Unlikeable by Edward Klein
Author:Edward Klein
Language: eng
Format: epub
ISBN: 9781621574378
Publisher: Regnery Publishing
Published: 2015-08-24T16:00:00+00:00
“To be really good at [politics] you’ve gotta like people,” Bill Clinton said. “You’ve gotta like policy. And you’ve gotta like politics. You’ve gotta have a pain threshold. You have to understand there’s a reason this is a contact sport.”
Hillary wasn’t good at politics because (1) she didn’t like people, and (2) a lot of people—nearly half the voting-age population of America—didn’t like her.
Her unlikeability manifested itself in several ways.
At the height of her book tour for Hard Choices, the editors of People put Hillary on the cover of their magazine. They expected to sell a million copies or more of the magazine; instead, the Hillary cover turned out to be People’s worst-selling issue of 2014.

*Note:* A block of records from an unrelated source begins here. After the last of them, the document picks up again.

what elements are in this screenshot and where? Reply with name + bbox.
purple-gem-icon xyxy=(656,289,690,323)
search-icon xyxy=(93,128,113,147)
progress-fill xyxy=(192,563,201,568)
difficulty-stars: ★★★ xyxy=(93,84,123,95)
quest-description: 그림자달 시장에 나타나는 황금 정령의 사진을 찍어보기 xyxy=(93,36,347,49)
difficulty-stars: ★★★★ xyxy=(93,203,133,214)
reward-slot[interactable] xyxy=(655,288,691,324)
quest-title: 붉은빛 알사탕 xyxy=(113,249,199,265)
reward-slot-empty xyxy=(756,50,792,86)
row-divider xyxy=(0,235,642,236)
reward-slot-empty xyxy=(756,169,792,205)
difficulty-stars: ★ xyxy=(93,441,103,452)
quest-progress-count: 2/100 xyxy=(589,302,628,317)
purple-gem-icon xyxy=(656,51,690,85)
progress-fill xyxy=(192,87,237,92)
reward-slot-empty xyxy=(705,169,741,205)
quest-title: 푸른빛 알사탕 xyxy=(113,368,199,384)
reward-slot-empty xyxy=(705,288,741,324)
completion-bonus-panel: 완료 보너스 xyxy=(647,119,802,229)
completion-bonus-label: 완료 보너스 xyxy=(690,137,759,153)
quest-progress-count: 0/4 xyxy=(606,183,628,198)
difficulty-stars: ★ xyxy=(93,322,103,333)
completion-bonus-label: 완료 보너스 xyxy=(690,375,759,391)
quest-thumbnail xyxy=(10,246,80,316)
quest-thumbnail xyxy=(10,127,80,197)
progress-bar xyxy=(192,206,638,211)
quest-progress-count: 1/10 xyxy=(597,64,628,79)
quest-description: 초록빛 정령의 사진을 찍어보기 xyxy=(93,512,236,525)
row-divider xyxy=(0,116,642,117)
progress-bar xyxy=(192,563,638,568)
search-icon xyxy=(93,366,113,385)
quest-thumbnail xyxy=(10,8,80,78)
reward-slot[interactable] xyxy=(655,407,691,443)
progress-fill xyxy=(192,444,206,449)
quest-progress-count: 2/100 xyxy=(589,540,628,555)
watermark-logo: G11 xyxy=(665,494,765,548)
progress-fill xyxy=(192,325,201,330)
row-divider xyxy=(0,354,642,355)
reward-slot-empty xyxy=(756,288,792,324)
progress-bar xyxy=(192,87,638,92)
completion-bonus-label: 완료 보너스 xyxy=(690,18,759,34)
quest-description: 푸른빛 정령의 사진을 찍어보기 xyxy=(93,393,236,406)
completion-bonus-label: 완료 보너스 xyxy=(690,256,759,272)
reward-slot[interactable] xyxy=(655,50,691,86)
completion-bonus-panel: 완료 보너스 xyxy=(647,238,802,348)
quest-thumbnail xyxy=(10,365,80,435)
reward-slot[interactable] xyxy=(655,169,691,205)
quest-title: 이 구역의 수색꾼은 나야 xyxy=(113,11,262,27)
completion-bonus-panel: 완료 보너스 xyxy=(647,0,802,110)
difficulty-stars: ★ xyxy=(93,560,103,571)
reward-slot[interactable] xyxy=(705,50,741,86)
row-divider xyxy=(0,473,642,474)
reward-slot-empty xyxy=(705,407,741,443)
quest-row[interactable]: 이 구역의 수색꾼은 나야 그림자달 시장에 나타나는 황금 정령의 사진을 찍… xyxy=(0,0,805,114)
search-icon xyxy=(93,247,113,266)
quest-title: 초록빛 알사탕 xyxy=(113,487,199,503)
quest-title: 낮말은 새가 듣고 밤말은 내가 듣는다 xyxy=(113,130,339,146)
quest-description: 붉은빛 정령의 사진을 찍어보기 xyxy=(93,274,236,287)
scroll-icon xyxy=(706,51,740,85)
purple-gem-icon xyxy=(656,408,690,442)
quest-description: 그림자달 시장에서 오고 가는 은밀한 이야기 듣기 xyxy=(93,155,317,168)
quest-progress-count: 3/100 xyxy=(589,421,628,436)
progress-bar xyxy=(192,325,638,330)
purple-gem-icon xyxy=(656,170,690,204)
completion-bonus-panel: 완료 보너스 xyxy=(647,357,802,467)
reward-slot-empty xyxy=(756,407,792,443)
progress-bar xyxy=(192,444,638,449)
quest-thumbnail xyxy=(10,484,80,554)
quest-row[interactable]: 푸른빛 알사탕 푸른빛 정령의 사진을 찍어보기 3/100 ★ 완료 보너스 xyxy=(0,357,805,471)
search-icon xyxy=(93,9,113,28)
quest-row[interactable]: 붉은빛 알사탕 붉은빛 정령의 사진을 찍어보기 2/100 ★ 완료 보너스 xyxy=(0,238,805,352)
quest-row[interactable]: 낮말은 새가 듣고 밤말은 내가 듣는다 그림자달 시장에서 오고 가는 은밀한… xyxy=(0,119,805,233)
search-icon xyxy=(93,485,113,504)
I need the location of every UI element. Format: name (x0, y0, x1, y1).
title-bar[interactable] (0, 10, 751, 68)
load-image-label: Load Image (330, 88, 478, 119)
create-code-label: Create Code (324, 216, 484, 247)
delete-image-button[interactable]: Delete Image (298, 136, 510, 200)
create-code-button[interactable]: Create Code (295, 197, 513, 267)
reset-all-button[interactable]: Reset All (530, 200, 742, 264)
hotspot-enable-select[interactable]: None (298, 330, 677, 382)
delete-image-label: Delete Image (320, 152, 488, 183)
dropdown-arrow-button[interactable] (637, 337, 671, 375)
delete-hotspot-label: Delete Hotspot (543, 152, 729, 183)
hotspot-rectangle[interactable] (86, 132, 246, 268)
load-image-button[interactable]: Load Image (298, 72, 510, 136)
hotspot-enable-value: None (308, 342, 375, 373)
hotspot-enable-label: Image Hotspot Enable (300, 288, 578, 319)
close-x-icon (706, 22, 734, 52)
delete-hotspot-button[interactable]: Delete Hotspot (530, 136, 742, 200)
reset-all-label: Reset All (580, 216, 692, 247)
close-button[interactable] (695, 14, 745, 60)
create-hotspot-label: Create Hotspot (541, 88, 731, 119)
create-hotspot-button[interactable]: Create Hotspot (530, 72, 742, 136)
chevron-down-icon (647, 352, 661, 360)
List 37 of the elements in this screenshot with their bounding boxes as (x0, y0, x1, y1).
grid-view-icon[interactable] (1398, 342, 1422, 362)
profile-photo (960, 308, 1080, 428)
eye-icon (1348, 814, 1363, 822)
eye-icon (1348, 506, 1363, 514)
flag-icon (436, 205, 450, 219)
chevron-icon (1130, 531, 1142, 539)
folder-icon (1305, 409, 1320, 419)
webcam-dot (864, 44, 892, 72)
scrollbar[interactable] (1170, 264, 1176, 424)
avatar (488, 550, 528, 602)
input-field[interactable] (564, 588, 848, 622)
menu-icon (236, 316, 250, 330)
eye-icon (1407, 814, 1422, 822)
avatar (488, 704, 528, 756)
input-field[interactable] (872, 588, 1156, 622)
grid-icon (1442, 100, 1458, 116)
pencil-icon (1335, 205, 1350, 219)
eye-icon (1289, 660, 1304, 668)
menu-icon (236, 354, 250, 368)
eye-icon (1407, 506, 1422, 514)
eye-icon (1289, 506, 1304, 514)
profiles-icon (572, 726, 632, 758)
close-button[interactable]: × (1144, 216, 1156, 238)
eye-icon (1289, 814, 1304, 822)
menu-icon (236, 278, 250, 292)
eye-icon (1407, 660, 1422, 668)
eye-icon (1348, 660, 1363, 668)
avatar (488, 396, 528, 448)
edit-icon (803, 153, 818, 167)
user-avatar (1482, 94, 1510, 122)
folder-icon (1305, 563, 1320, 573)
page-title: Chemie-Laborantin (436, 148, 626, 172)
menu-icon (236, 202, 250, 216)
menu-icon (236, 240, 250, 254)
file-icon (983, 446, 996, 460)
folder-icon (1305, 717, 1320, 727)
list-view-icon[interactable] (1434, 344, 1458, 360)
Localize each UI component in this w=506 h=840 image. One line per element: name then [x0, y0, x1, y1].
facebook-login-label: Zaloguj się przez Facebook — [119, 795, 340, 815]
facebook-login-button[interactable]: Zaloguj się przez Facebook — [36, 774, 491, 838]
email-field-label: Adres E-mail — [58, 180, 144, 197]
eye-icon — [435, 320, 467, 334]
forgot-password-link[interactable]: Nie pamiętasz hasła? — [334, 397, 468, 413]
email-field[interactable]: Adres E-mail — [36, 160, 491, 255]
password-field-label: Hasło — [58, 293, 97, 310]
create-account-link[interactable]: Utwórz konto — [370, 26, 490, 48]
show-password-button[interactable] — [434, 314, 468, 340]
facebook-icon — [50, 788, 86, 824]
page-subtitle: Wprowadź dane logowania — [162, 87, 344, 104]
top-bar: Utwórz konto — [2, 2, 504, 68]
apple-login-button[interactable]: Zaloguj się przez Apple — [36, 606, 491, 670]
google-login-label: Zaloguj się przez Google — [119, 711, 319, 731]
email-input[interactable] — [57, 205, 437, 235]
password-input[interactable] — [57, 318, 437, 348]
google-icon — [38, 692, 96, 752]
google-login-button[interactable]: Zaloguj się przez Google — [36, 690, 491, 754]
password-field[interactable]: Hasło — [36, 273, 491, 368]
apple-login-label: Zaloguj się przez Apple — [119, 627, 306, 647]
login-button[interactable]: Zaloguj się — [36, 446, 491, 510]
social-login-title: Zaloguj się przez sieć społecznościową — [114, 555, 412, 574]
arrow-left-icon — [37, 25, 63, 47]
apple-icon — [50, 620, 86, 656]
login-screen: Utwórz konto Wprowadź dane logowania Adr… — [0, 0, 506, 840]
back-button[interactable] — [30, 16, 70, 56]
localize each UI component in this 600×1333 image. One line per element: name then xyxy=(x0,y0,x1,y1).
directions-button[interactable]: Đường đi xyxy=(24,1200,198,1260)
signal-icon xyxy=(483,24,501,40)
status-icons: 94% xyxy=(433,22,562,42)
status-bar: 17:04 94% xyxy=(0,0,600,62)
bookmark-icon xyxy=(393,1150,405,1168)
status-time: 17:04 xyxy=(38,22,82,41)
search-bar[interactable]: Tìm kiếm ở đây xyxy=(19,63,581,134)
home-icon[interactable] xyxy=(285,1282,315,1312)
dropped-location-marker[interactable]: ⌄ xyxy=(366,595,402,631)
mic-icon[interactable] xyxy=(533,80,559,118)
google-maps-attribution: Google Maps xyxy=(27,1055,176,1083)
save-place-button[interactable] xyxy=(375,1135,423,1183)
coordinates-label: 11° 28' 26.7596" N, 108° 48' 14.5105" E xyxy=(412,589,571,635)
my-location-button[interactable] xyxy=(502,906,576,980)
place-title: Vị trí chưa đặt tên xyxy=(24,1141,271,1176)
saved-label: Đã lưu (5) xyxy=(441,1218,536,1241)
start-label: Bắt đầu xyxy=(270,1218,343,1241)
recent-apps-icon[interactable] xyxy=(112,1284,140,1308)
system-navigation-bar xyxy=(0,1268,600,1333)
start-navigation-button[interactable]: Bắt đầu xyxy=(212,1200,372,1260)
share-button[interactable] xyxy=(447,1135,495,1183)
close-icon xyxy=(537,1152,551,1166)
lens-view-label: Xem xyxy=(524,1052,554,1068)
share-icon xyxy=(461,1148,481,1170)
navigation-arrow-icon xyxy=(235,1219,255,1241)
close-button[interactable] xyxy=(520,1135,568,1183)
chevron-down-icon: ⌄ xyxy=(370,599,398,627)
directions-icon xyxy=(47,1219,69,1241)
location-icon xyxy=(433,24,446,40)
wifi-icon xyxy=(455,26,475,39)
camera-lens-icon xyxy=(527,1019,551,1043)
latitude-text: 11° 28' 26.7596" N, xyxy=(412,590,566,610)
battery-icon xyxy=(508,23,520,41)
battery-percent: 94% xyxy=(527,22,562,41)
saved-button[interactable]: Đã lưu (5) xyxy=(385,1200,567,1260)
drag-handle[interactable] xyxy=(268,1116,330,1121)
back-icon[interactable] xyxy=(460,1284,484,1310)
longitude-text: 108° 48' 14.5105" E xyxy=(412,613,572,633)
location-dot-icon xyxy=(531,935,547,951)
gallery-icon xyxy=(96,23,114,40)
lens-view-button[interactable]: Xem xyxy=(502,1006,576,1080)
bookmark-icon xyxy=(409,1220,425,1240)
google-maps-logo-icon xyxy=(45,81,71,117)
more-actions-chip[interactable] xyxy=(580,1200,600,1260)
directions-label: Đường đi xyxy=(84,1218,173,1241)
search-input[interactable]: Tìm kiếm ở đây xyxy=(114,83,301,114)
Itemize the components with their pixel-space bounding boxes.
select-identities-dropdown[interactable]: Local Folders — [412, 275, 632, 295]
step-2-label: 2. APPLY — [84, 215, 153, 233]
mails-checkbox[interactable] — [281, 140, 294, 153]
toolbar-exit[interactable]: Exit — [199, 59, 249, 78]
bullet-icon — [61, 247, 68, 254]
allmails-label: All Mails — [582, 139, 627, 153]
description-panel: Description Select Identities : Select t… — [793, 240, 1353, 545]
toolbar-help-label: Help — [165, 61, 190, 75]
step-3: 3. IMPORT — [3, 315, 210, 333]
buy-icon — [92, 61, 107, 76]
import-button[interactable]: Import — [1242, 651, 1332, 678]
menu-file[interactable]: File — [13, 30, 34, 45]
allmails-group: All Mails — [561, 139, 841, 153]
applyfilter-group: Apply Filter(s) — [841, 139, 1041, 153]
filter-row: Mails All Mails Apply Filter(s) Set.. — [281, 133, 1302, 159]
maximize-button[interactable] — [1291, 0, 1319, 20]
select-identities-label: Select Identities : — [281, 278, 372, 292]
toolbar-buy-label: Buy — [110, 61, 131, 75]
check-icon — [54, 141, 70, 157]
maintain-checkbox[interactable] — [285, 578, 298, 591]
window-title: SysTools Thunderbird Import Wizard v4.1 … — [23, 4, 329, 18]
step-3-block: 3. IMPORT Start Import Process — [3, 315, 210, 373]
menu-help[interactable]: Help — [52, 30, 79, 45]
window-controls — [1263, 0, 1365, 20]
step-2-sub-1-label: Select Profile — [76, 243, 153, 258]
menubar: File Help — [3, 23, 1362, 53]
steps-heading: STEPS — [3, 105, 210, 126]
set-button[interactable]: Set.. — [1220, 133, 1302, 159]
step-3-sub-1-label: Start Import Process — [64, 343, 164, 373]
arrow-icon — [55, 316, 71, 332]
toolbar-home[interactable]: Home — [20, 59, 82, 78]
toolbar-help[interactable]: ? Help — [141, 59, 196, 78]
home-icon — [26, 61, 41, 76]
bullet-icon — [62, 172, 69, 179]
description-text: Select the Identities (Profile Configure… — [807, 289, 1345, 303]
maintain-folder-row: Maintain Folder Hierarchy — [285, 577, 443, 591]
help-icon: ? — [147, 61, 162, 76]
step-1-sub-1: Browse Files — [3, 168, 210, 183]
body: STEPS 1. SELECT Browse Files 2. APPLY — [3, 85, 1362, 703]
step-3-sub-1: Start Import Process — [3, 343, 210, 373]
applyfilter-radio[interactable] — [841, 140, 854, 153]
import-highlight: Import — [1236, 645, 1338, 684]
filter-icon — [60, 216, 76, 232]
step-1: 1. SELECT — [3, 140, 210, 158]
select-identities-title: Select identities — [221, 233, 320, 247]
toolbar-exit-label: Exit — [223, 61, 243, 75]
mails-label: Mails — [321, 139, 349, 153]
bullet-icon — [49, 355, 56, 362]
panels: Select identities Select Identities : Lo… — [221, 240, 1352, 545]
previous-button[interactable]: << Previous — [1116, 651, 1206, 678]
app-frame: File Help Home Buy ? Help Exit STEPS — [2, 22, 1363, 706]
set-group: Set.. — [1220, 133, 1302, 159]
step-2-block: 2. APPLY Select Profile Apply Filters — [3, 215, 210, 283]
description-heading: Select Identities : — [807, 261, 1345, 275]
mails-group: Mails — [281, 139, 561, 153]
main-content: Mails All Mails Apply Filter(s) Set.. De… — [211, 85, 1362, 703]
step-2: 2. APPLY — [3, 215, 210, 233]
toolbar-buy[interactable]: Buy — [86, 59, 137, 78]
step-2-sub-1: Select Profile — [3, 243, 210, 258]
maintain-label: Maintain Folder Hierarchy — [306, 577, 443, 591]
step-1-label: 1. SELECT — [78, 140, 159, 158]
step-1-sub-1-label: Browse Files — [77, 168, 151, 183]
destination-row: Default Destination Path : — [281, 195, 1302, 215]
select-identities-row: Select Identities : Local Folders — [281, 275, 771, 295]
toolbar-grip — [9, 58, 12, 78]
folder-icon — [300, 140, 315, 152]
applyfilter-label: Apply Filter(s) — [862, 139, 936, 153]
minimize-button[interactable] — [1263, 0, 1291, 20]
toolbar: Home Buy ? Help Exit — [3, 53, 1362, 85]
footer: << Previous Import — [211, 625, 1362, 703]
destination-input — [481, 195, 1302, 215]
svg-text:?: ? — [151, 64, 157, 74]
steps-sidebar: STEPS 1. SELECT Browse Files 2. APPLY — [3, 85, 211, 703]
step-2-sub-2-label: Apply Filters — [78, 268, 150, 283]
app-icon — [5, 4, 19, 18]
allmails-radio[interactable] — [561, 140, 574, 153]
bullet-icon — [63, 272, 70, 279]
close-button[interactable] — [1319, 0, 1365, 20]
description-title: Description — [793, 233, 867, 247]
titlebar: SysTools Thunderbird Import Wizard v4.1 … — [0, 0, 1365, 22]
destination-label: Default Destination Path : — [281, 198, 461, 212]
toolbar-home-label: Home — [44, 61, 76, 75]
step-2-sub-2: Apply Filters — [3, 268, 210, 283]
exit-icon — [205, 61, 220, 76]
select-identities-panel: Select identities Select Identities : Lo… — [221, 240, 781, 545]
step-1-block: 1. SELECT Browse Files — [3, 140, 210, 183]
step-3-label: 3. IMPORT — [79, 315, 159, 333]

Simon & Schuster paid Hillary a $14 million advance for Hard Choices. According to book industry sources, one way for the publisher to avoid taking a write-off, or “a bath,” would have been for it to sell 2,700,000 hardcover copies over two years. Nielsen BookScan, which tracks about 80 percent of hardcover sales, reported that Hard Choices sold fewer than three hundred thousand copies. What’s more, her memoir was knocked off its short-lived perch atop the New York Times bestseller list by my book Blood Feud, which compounded her humiliation.
A WMUR Granite State poll from the University of New Hampshire, which was conducted a year before that state’s primary contest, showed that Hillary had started losing ground the moment she announced her candidacy; she trailed three of her potential Republican challengers—Jeb Bush, Rand Paul, and Marco Rubio. Another University of New Hampshire poll revealed that just three in ten voters thought Hillary was the most likeable of the potential Democratic candidates.
She gave the other seven voters ample reason to find her unlikeable.
Her maladroit press conference at the United Nations, in which she defended her use of private e-mails, didn’t win her any converts. The consensus of opinion was that she came across as sanctimonious and hypocritical—not exactly attributes designed to win the hearts and minds of voters.
That press conference, reported New York magazine, “served to remind [people] of something many had forgotten: what an abominable candidate she can be.”
Many political consultants to whom the author spoke agreed with that judgment. They pointed out that Hillary’s two electoral victories—for a U.S. Senate seat from New York in 2000 and 2006—were earned in a solid blue state against weak and underfunded opponents, Rick Lazio and John Spencer. When she had some real competition—from Obama in 2008—she lost.
The conservative political commentator Pat Buchanan opined that, unlike John Kennedy and Ronald Reagan, Hillary was not a natural “political athlete.”
“She’s like Pete Rose, who has to grind out every hit,” said Buchanan.
Hillary was prone to unforced errors, as she proved with her famous whoppers.
On Benghazi: “What difference at this point does it make?”
On her sky-high speaking fees: “We came out of the White House not only dead broke but in debt.”
On whether Sergeant Bowe Bergdahl deserted or was captured by the Taliban: “It doesn’t matter.”
On job growth: “Don’t let anybody tell you that it’s corporations and businesses that create jobs.